The flexibility of RTLS tools means this efficiency materializes in a number of ways. Asset tracking platforms let nursing staff instantly visualize where carts are located and what materials are ready at hand. In acute care settings, RTLS tools can interface with the nurse call system, allowing nurses to walk into a room and start providing care rather than taking time to move equipment out of the way and hit the cancel button. All of these small benefits mean attending more quickly to patient needs.
That, according to Bertschy, is how technology should be supporting staff. For her, “Going through the COVID pandemic experience over the last year shed light into how much clinicians are not doing the main job that they’re supposed to be doing, which is caring for the patients and being at the bedside. It brought to life the amount of time that they spend doing other things: searching for the equipment around different departments, trying to find another staff member for a readout of a report or to check on a patient.”
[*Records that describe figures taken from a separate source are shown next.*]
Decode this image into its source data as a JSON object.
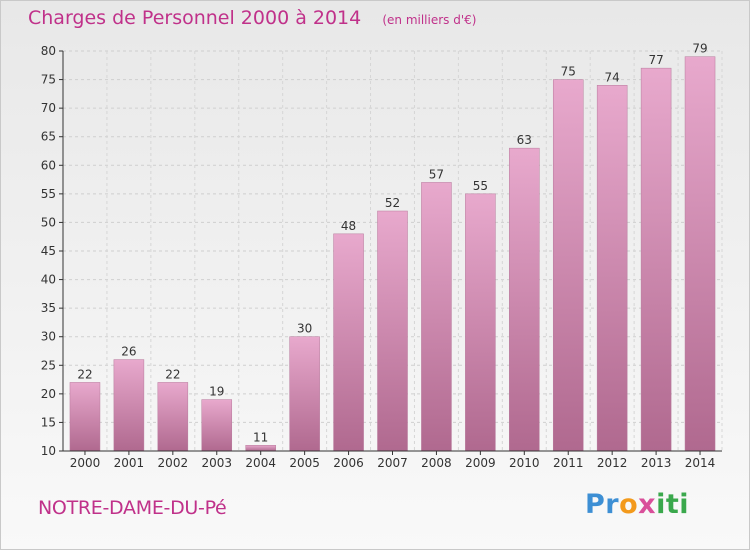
{
  "header": {
    "title": "Charges de Personnel 2000 à 2014",
    "unit": "(en milliers d'€)"
  },
  "footer": {
    "commune": "NOTRE-DAME-DU-Pé",
    "logo": [
      "Pr",
      "o",
      "x",
      "iti"
    ]
  },
  "colors": {
    "accent": "#c0318a",
    "bar_light": "#e8a9cd",
    "bar_dark": "#b0698f",
    "axis": "#333333"
  },
  "chart_data": {
    "type": "bar",
    "title": "Charges de Personnel 2000 à 2014",
    "subtitle": "(en milliers d'€)",
    "xlabel": "",
    "ylabel": "",
    "categories": [
      "2000",
      "2001",
      "2002",
      "2003",
      "2004",
      "2005",
      "2006",
      "2007",
      "2008",
      "2009",
      "2010",
      "2011",
      "2012",
      "2013",
      "2014"
    ],
    "values": [
      22,
      26,
      22,
      19,
      11,
      30,
      48,
      52,
      57,
      55,
      63,
      75,
      74,
      77,
      79
    ],
    "ylim": [
      10,
      80
    ],
    "yticks": [
      10,
      15,
      20,
      25,
      30,
      35,
      40,
      45,
      50,
      55,
      60,
      65,
      70,
      75,
      80
    ],
    "grid": true,
    "data_labels": true
  }
}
Clinicians, and hospital systems for that matter, are reprioritizing the interactions that matter most. “We’re seeing a lot more interest from hospitals that it’s not just all about the cost savings and operational efficiencies, which are huge with RTLS,” Bertschy says. “It’s also about making the day easier on staff so that they have that joy of coming to work. Burnout is caused by many things, but maybe we could bring joy back to the working environment.”